Combinatorial Modulus on Boundary of Right-Angled Hyperbolic Buildings

TL;DR

This paper explores the quasiconformal boundary structures of right-angled hyperbolic buildings using combinatorial methods, demonstrating the combinatorial Loewner property in certain 3- and 4-dimensional examples, which relates to rigidity results.

Contribution

It introduces the combinatorial Loewner property for boundaries of higher-dimensional right-angled hyperbolic buildings, extending previous work on 2-dimensional cases.

Findings

Boundaries of certain 3- and 4-dimensional buildings satisfy the combinatorial Loewner property.
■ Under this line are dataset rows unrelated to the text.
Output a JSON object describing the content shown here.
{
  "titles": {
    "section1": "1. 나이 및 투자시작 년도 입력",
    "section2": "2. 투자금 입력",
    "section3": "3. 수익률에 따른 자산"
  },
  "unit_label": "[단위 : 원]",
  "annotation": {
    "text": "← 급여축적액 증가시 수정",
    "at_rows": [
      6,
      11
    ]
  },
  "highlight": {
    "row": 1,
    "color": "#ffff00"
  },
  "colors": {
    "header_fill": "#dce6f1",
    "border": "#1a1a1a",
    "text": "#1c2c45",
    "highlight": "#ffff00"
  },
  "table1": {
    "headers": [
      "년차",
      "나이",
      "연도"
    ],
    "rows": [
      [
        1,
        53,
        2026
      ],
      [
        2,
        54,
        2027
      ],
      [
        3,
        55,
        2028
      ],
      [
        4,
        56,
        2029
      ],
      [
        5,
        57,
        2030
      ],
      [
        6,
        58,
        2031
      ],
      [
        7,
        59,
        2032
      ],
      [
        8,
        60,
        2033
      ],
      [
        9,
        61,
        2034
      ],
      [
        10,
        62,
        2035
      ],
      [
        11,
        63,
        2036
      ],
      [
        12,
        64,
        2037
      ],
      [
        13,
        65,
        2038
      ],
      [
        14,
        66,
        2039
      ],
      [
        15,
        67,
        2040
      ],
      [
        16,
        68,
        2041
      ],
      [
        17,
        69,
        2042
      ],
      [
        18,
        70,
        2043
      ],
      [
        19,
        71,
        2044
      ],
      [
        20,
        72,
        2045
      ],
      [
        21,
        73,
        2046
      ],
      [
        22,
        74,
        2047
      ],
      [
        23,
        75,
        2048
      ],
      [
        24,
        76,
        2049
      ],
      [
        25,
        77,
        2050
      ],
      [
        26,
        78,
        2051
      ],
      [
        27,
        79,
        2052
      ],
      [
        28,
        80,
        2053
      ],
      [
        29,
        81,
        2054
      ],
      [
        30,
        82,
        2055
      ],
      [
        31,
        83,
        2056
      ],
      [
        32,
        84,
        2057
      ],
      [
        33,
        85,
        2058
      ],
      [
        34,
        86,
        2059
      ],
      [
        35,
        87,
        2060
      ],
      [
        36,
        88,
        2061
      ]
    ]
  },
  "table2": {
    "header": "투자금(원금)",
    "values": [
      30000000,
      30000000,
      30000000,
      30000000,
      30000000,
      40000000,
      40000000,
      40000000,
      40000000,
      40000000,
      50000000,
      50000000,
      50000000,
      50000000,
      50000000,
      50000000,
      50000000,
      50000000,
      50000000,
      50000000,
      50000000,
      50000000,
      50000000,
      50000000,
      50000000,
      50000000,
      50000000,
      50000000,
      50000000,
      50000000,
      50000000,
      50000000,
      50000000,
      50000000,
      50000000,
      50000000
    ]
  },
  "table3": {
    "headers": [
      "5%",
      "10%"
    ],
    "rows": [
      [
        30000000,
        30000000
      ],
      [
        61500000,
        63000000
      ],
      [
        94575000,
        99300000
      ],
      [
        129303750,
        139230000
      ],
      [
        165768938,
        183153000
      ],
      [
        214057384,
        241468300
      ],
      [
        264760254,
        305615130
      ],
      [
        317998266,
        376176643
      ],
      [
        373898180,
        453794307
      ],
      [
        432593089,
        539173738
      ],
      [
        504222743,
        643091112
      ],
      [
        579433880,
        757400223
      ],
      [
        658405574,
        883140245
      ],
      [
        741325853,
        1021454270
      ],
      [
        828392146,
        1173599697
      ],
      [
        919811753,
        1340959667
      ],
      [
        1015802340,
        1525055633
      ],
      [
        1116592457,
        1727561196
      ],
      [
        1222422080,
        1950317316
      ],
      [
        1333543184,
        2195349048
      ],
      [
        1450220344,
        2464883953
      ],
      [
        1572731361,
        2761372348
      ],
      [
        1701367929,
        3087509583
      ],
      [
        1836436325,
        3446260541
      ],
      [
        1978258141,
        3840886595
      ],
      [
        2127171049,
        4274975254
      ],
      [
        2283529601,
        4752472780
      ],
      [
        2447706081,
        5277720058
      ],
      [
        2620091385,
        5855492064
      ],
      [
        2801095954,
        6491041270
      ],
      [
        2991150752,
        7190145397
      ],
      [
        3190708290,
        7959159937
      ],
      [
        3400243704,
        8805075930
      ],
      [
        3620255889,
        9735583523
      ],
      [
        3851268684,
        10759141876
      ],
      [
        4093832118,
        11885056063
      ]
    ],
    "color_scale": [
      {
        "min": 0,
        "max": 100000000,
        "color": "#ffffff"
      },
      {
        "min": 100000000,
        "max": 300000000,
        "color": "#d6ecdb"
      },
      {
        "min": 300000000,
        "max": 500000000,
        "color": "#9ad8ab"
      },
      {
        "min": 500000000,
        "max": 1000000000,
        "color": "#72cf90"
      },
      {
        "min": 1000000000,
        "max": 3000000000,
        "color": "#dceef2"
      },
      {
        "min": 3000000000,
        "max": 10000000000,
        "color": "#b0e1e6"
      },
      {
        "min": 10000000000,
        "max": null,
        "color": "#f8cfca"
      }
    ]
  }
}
The combinatorial Loewner property is a weaker version of the Loewner property.

This work suggests potential rigidity results for higher-dimensional hyperbolic buildings.

Abstract

In this article, we discuss the quasiconformal structure of boundaries of right-angled hyperbolic buildings using combinatorial tools. In particular we exhibit some examples of buildings of dimension 3 and 4 whose boundaries satisfy the combinatorial Loewner property. This property is a weak version of the Loewner property. This is motivated by the fact that the quasiconformal structure of the boundary led to many results of rigidity in hyperbolic spaces since G.D. Mostow. In the case of buildings of dimension 2, many work have been done by M. Bourdon and H. Pajot. In particular, the Loewner property on the boundary permitted them to prove the quasi-isometry rigidity of right-angled Fuchsian buildings.